For those who don't know, the ruins at Herculaneum are the lesser cousin of Pompeii. The town was a seaside resort for wealthy Romans until it was buried by the eruption of Vesuvius in the first century AD. We travelled to Herculaneum on the local railway, the Circumvesuviana. The walk from the station took about ten minutes – far enough on a hot day. The site itself is pretty exposed to the weather – worth bearing in mind if excessively wet or hot!
The main buildings are numbered but unfortunately the leaflets issued at the ticket office assume you are entering via a previously used main entrance. You are actually using a new entrance and the result is that you are working backwards through the leaflet.
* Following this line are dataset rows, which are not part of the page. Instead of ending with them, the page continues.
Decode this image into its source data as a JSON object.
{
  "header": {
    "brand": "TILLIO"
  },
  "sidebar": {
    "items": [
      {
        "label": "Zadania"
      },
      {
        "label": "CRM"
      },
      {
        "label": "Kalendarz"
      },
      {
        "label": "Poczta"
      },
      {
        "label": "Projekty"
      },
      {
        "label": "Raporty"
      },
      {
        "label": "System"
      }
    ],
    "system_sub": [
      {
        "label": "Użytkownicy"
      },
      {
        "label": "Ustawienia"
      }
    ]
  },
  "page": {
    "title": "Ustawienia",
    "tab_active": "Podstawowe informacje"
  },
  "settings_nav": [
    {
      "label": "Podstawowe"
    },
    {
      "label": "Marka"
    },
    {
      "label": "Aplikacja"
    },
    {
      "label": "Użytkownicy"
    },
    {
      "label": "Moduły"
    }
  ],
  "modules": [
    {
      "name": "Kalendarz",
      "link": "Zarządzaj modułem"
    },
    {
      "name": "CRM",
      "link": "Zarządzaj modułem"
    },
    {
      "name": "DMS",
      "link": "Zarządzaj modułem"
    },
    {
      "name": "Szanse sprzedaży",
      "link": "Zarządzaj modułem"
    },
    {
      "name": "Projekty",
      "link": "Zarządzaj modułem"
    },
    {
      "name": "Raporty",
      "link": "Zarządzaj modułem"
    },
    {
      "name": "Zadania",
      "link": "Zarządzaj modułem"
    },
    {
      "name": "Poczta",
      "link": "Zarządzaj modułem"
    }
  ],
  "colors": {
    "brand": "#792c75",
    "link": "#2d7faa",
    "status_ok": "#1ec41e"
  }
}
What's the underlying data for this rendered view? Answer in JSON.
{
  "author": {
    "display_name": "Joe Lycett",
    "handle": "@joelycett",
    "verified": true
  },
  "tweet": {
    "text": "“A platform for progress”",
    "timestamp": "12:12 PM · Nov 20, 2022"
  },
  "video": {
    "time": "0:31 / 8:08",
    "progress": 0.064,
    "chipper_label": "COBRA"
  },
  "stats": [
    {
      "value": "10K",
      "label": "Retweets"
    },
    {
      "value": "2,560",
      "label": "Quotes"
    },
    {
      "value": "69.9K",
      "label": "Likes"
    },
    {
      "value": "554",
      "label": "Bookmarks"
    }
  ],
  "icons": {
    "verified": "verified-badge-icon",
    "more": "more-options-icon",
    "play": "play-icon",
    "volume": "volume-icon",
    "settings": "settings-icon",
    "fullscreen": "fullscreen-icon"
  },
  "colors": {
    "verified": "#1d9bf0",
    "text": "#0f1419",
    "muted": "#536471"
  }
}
It is almost impossible to find each place in the order listed so you have to retrace your steps several times to see everything.
There is some information around the site, but only a limited amount in English. Nevertheless, it is well laid out and there are some very interesting items to view. It is remarkable how some original timbers have survived having been buried for so many centuries. Some of the best finds are now on display in the Archaeological Museum in Naples which is well worth a visit.
The problem with the site is the steadily deterioration of the fabric of the buildings and artefacts. Now they are exposed to the elements there is a big task in maintaining their integrity.
We spent several hours exploring the site and easily could have spent longer, but the heat made it very tiring. Add to that the walk back uphill to the railway station anyou have every reason to pace yourself!